As guys were grabbing water I said, “Coach, I play center mid.”

He said, “You play where I put you.”

I said, “But I did the run.”

He said, “Center-mid is for players that run up and back. All I see from you is offense. At this level, we run both ways. You show me that, maybe you get some minutes at center mid.”

I liked how whenever I did what he wanted he added some new stuff.

Still it was fun. There was a crowd of kids from TIS out for the game shouting stuff like “Go Hawks.”

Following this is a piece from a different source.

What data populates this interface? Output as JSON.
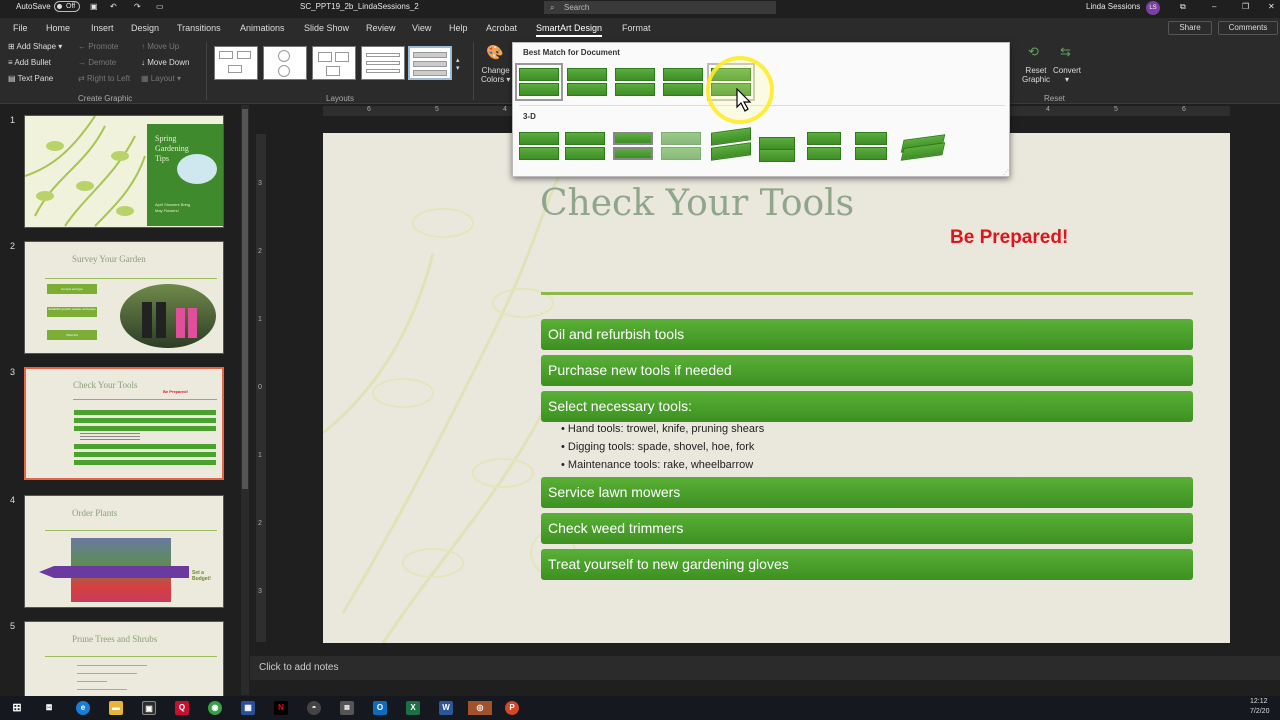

I got the ball on the left about four minutes in, faked a cross with me left, pulled it back. Kids cheered, cause the kid lost his footing on the fake, and then I curled a cross into the box. Jefe arrived and headed it. Their keeper got down and stopped it, but String Bean was on hand to tap home. He took off with his arms out like he just scored a bicycle kick in a championship, but Jefe took after him, and wrapped him up in a hug, so I followed and gave him five. I mean, the thing is, I was excited to get an assist to Jefe. A goal is a goal, though.

The other team wasn’t ready for us, and even though coach didn’t play me more than 28 mins out of the eighty (I timed it) we won four to two. Two games in and we were two and o in league play.